Parenting
Posted By ainun

Menjadi Ibu yang Sempurna


Saat ini anakku menginjak usia 13 menjelang 14 tahun dengan berat badan 55 kg tinggi 175 cm. Alhamdulillah secara fisik baik, aktif, dan jarang sakit. Sukanya olahraga basket dan berenang. Karena dari kecil biasa minum air putih dan susu putih (non perasa dan pemanis) jadi berat dan tinggi badannya seimbang.

Dulu lahirnya normal atau cesar? Pasti dapat ASI sampai 2 tahun ya? Makanya anaknya tinggi dan sehat. Pertanyaan yang sering diajukan padaku, dari dulu hingga sekarang anak menginjak usia remaja. Lalu apa jawabanku? Duduk yang manis, aku ceritakan semuanya.

Anakku lahir secara normal dengan berat 4,3 kg dan tinggi 53 cm. Untuk ukuran bayi termasuk besar sehingga tidak nampak seperti dilahirkan pada umumnya. Proses lahir nya sendiri tidak lumrah. Dokter sebenarnya sudah mempersiapkan untuk cesar karena bayinya besar, leher terlilit usus dan aku terkena asma. Tapi hari itu aku terjatuh dan mengalami pendarahan pada malam harinya.
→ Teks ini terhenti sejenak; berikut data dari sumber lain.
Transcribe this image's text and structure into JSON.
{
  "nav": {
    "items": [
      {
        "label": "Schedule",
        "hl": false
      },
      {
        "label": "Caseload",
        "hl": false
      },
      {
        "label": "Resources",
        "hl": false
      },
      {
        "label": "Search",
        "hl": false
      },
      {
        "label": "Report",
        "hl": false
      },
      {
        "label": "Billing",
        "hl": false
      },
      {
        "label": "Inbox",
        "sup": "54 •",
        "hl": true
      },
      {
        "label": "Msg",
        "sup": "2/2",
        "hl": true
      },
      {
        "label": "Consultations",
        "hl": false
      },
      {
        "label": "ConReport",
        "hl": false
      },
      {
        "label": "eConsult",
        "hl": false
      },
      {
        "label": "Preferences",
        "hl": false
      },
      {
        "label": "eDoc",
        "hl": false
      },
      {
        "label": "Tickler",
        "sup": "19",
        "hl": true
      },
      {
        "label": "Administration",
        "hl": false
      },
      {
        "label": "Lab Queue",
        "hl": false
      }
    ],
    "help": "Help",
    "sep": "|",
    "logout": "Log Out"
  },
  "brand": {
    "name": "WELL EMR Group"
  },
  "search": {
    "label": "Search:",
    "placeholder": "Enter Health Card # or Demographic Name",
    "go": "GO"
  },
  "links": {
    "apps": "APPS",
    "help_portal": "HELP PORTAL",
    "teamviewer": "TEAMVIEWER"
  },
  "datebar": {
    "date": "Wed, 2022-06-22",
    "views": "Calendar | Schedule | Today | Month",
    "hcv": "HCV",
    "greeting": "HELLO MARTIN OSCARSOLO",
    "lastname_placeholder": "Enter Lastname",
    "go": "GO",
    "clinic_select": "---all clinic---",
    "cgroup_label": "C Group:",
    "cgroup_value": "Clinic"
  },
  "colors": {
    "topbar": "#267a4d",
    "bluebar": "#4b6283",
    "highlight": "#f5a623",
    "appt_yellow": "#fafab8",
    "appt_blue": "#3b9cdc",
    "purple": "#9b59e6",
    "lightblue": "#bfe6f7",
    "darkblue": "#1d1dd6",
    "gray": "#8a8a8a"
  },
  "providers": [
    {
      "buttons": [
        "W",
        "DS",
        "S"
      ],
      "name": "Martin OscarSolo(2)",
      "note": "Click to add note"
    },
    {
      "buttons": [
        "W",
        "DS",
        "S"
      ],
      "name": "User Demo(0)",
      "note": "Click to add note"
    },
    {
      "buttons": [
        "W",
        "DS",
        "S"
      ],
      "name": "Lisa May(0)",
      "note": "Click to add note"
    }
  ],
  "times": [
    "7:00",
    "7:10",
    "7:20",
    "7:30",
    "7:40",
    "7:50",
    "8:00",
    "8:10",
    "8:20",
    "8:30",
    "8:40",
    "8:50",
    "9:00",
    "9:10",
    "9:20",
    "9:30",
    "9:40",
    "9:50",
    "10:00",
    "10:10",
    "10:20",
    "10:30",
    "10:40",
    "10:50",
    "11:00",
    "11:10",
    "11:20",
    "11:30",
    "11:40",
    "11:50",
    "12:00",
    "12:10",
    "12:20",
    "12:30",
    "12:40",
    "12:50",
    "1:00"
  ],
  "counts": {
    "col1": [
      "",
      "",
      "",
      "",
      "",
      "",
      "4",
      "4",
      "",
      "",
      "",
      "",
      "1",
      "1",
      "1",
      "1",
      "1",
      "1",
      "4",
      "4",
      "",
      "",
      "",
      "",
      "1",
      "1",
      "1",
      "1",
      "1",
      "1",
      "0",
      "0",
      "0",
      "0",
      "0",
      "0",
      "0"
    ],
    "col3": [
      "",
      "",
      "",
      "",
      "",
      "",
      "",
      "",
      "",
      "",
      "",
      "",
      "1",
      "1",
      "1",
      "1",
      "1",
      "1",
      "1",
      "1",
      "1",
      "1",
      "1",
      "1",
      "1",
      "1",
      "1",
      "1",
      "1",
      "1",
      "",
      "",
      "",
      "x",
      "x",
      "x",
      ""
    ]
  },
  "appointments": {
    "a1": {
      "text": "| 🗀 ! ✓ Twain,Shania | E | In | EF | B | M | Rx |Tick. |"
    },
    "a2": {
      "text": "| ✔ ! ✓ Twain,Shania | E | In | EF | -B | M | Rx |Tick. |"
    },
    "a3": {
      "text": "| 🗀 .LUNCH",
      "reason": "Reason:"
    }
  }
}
Subuh-subuh ke dokter ternyata sudah bukaan 8. Padahal perkiraan lahirnya masih 3 minggu lagi. Gak ada pilihan lain kata dokter, “mari bu kita coba lahir normal” . Udah bukaan 8 seneng dong, tinggal sebentar lagi. Tapi ternyata pas bukaan 10 bayinya berhenti, macet gak maju gak mundur. Rasanya? Sakit luar biasa. Bahkan sampai sekarang masih suka terbayang rasanya. Setelah hampir satu jam baru bayi bisa keluar. Dan aku pun pingsan kehabisan tenaga. Tidak sempat melihat muka bayinya. Siang hari setelah bayi dibersihkan baru aku bisa melihat dan menggendongnya. Anak perempuanku telah lahir. dengan selamat. Alhamdulillah.

Malam harinya aku kesakitan dan tidak bisa tidur. Sambil berjalan tertatih-tatih aku masuk ke ruang suster. Sama suster entah dikasih obat apa (gak sempat nanya dan gak kepikiran juga saking sakitnya) sambil diberi pesan, “Bu ini hanya untuk malam ini ya. Darurat. Besok kalo masih sakit harus ke dokter.”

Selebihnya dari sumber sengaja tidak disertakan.